I think Toby knows, because I think Toby and CJ were together when I called her to tell her that I was about to do something monumental.  But I can't tell Toby, because he won't be able to express any of the happiness I think he'd feel.  He would yell at me for being stupid and then threaten to break me into a dozen pieces if I hurt Donna.

CJ already knows.  Each morning before Donna comes in from mass, she stops in my office and says, "Don't blow it with her, Josh."  I solemnly promise not to blow it every morning, too.  But that is the extent to which we interact on this subject, even though I know that she would very much like to see it made public knowledge but for the complications it would cause her.

Carol, Ginger, Margaret, and all the other essential people we so unjustly label "assistants" wouldn't hear it from me, anyway – but I do know that they're eating up every word of the stories that Donna is spinning about The Rose King.  He's the one that I have given my approval to because he isn't exactly a gomer and he makes her happy enough to be snarky again.  His name is Anthony and he ostensibly works at the Library of Congress.

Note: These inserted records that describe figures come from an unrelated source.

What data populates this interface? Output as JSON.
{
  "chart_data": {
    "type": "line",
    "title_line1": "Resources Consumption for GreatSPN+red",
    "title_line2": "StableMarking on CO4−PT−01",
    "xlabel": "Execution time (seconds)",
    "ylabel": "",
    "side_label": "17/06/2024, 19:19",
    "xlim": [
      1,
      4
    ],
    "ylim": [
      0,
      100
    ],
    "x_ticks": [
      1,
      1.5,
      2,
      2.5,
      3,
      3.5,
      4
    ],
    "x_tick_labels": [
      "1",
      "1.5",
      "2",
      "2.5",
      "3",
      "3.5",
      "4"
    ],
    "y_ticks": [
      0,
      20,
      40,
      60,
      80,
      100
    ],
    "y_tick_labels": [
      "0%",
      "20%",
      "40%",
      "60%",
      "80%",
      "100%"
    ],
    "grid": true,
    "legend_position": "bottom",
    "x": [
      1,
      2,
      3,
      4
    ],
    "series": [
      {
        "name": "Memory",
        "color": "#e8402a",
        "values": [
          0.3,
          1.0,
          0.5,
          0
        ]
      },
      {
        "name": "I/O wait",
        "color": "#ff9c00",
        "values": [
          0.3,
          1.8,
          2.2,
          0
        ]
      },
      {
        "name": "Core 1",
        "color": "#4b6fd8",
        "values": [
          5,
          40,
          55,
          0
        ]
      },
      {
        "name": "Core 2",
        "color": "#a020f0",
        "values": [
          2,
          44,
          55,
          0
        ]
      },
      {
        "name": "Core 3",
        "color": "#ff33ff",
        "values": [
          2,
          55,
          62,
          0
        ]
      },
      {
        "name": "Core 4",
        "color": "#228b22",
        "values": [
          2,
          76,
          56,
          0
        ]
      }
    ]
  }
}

I can't tell Leo, either – although he might know, because CJ might have felt obligated to tell him just as a precaution.  Of all the people I wish I could tell, even more than Sam, Leo is the one.  He would be so proud of me for finally admitting that I am capable of loving someone more than life itself even though his politically motivated rage would blister both the paint on the walls in his office and my hide.

The eighth staggering implication in all this is that I made love to a woman for the first time in my life last week.

No, no – I wasn't a virgin.  Far from it.  What I mean is that there was a qualitative difference to…

How do I say this?

I've had sex with a lot of women.  It was physically passionate sometimes, but most of the time it was barely more than perfunctory on any level beyond physical need.  And since I met Donna, that has been especially true.  Especially recently.

When I finally held Donna in my arms and kissed her – I mean really kissed her, not the drunken sloppiness that has passed between us before –I just cannot explain adequately how the whole of my being was involved.  Emotionally, spiritually, intellectually, physically, the whole sex thing came together for me.  And as we made love the first time, as we fumbled and explored hesitantly and eventually abandoned ourselves to the fires inside, I realized that I am going to make this work somehow.

That is staggering implication number nine, and by far the most staggering.  I don't know how, or when, or where, but I am going to marry Donnatella Moss someday.

All because there were roses on Donna's desk on Valentine's Day, and I sent them.